Le danger se concrétise au fil du temps. La notation des huit principales banques américaines (Bank of America, Bank of New York Mellon, Citigroup, Goldman Sachs, JPMorgan Chase, Morgan Stanley, State Street et Wells Fargo) va prochainement être revue à la baisse par l’agence Moody’s. Certaines d’entre elles doivent en outre faire face à des poursuites judiciaires pour malversations et manipulations de cotations. Les banques européennes se tiennent coites dans l’intervalle. Ce qui ne les empêche pas de manoeuvrer en coulisse afin de redresser leurs comptes. BNP Paribas, par exemple, veut se débarrasser de son département de matières premières pour soulager son bilan. La Société Générale, de son côté, s’apprête à augmenter son capital par le biais d’un emprunt. Il s’agirait d’une obligation de durée indéterminée, doublement subordonnée, dotée d’un coupon particulièrement attrayant, qui serait automatiquement convertie en actions dès que le rapport des fonds propres et des engagements baisserait sous un seuil déterminé. La banque espère rencontrer le succès. Ce qui est loin d’être acquis.

Le marché obligataire international reste dans la tourmente. Les retours de ces douze derniers mois ont tous viré au rouge. La hausse des taux d’intérêt affecte quasiment tous les titres. Seuls ceux de pacotille limitent la casse, sans afficher de profits substantiels. Notons la chute des obligations en EUR des cimentiers, toutes nationalités confondues. Les souveraines des pays émergents ont chuté en USD.

L’activité sur le marché primaire s’est quelque peu tassée. La hausse continue des taux d’intérêt complique le placement des nouvelles émissions. Plusieurs émetteurs préfèrent présenter de nouvelles tranches à des conditions proches de celles prévalant sur le marché secondaire. La BEI (AAA, supranationale) est même parvenue à augmenter sa tranche initiale de 300 à 450 millions d’euros. La tranche existante s’échange cependant contre 96,94% (1,68%) sur le marché secondaire. La compagnie aérienne finlandaise Finnair (sans notation) émet 150 millions d’euros à 5 ans. Le titre cotera à la Bourse d’Helsinki. Il rapporte 3,57% de plus que la moyenne du marché.
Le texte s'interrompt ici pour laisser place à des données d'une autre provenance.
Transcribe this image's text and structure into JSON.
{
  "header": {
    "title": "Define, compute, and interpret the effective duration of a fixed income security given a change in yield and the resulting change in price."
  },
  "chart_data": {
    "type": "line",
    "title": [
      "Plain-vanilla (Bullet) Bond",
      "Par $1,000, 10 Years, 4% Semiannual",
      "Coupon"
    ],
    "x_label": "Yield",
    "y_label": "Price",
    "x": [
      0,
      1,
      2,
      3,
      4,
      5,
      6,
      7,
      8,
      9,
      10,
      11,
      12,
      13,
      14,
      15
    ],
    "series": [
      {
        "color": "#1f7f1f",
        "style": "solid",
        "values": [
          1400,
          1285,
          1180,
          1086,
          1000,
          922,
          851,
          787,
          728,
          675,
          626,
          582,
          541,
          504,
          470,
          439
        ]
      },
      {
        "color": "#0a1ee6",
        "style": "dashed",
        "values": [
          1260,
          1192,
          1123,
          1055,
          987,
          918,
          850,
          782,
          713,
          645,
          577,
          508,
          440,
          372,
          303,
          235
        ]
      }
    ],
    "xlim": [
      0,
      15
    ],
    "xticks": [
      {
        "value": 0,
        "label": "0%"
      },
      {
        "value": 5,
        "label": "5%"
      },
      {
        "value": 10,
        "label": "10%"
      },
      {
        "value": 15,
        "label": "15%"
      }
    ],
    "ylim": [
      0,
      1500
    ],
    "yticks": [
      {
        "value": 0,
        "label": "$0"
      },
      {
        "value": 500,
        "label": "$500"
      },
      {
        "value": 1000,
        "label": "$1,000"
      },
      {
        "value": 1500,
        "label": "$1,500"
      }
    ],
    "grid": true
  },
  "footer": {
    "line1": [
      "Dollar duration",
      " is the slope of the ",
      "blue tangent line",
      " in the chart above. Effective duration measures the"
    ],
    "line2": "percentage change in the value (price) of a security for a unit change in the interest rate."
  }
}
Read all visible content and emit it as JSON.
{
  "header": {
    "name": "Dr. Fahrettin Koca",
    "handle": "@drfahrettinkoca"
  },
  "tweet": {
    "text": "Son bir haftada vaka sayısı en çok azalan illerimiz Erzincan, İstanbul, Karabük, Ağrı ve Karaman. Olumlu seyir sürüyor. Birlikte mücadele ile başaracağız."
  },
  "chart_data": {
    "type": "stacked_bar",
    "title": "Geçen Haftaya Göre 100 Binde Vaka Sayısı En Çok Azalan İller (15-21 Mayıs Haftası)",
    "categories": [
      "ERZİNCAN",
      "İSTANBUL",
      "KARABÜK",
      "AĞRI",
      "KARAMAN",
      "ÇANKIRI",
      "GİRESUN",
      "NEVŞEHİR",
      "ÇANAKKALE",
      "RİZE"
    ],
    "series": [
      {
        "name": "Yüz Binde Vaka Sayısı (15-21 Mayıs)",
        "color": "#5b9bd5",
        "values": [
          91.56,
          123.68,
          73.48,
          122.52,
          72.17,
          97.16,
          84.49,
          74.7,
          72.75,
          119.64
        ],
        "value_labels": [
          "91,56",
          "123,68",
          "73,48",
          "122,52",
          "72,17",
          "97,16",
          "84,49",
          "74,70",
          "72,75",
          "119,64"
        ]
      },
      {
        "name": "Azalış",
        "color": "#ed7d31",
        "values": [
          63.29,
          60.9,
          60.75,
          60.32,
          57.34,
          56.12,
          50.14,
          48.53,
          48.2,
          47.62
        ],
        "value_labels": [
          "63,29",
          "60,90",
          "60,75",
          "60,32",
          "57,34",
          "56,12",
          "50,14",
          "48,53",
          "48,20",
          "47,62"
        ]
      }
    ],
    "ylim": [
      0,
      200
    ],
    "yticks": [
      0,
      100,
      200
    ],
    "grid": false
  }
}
Il s’adresse aux investisseurs fortunés.

La nouvelle tranche de la BEI en TRY semble bon marché. Il n’en est rien. Une TRY à 5 ans doit rapporter 9% au moins. Nous vous renvoyons à l’alternative (alt.4) qui reste plus avantageuse tant que frais et différence de prix ne dépassent pas 4,69%. Le titre ne s’adresse qu’à ceux qui doivent apurer une perte de change. Les deux émissions en AUD sont techniquement correctes. On trouve cependant mieux sur le marché secondaire. VW (A-) en NOK est trop chère. Achetez-la sur le marché gris à 99,62% (alt.3) tant que frais et différence de prix n’excèdent pas 1,36% ou optez pour une autre obligation disponible sur le marché secondaire.